3. Elle met en valeur le nom Claudel, plutôt que le prénom qui lui est associé, ménageant dans la fiction une place pour Paul, le frère écrivain de la sculptrice déchue.
Ca, ce n’est pas une affiche, c’est un véritable programme. Camille Claudel 1915 lui est grandement fidèle.
Il s’agit davantage d’un film de Bruno Dumont que de Juliette Binoche, aucun doute là-dessus. Nous entrons même probablement dans ce que le cinéaste de Bailleul a de plus dur. Il est toujours question de mysticisme, de foi, d’indécision quant à distinguer la folie de l’état de grâce, mais l’épiphanie ne passe plus du tout par la chair. Plus de fornications, on garde les cuisses serrées. Camille vit dans un asile aux airs de couvent, entre les handicapées mentales et des soignantes semblables à des nonnes. Ailleurs, ça n’empêcherait pas forcément l’amour physique, sauf qu’à la grande différence des autres héroïnes de Dumont, qui toujours se donnent ou se prennent, Camille semble dégoûtée par les contacts prolongés. La seule scène qui la découvre littéralement la montre forcée de prendre un bain, elle qui rechigne visiblement à se frotter depuis longtemps. On la découvre ensuite faire elle-même son repas, frugal, de peur d’être empoisonnée par son ancien amant, Rodin. Puis survient ce geste fort : Camille malaxe une boule de terre dans sa main, commence à lui donner forme, avant de la jeter, effrayée et dégoutée. Cette capacité de la matière à convoquer une idée – ici le souvenir torturé de sa vie d’artiste – c’est ce qu’il reste principalement de l’ancien Dumont. Hors Satan pouvait légitimement apparaître comme une impasse tant le cinéaste y répétait ses motifs jusqu’à la caricature. Rétrospectivement, il apparaît bien comme un cul-de-sac, c’est confirmé, ou un solde de tout compte, au mieux.

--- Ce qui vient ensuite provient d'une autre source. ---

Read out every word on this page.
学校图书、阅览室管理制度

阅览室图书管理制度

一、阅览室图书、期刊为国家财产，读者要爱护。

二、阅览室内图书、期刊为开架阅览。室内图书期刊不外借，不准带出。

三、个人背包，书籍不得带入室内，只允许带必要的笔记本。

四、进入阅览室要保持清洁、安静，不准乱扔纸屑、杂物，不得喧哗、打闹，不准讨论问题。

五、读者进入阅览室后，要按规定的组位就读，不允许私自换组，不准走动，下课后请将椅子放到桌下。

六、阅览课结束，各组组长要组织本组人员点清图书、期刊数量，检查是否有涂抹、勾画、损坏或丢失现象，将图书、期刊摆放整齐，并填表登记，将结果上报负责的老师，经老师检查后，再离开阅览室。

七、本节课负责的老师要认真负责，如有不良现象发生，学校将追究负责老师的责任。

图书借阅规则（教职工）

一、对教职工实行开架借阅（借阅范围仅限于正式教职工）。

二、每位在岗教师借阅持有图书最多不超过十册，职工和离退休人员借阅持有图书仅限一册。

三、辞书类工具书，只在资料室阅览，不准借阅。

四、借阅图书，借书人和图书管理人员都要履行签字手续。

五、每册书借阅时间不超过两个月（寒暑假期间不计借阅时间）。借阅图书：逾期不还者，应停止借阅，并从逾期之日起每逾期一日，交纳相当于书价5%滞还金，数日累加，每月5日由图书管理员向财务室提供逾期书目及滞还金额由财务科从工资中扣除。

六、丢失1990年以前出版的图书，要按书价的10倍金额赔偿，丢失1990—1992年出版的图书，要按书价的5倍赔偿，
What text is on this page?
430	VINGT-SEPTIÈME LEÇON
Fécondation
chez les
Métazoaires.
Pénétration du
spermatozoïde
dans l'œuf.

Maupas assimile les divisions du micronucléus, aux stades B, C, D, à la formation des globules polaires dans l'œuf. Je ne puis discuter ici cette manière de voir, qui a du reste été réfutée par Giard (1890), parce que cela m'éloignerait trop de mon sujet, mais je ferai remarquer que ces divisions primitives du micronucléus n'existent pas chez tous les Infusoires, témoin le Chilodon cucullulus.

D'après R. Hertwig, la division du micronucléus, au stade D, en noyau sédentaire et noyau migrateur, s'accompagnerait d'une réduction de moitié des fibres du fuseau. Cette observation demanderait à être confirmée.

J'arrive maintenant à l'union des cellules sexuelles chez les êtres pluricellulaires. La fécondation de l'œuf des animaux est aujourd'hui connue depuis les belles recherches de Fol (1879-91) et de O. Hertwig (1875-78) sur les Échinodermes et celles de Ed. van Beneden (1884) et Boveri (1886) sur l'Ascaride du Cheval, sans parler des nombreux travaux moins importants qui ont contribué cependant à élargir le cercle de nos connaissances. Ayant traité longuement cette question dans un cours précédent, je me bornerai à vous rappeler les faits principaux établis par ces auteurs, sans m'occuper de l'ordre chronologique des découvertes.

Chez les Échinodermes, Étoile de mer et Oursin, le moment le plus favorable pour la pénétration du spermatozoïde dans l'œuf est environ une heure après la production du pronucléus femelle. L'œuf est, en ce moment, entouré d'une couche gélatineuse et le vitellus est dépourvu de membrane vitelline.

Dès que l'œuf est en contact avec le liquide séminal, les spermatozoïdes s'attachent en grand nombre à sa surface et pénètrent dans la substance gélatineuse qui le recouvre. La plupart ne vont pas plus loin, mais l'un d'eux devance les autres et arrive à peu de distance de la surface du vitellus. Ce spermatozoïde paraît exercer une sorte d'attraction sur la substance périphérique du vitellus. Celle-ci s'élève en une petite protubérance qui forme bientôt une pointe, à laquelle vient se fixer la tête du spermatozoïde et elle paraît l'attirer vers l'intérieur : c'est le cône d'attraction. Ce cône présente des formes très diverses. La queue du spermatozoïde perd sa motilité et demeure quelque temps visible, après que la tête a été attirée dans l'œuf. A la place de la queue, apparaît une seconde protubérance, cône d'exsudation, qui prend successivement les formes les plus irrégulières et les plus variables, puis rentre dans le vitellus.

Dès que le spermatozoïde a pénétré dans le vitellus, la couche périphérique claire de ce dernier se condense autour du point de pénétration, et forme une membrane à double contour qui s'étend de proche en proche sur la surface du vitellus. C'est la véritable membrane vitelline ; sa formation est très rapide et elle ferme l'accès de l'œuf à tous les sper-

Le réalisateur a rebroussé chemin, et prend désormais une autre voie. Plus question d’éprouver la terre pour mieux ressentir le ciel : la nouvelle chair de Dumont, c’est un os mental, la pensée décapée du corps. Il sera amusant de savoir si le réalisateur va poursuivre dans cette veine toujours plus radicale et dépouillée, comme d’une certaine manière David Cronenberg, celui qui l’a triplement récompensé à Cannes en 1999… En attendant, faut-il voir en Camille rejetant la terre, Dumont rejetant ses films précédents ? Certainement pas. L’affiche, encore elle, nous l’indique : Binoche s’efface derrière Claudel, mais pas totalement. Ce geste doit être pris pour celui d’une actrice de métier réfractaire aux habitudes de Dumont, et vraisemblablement choisie pour cela.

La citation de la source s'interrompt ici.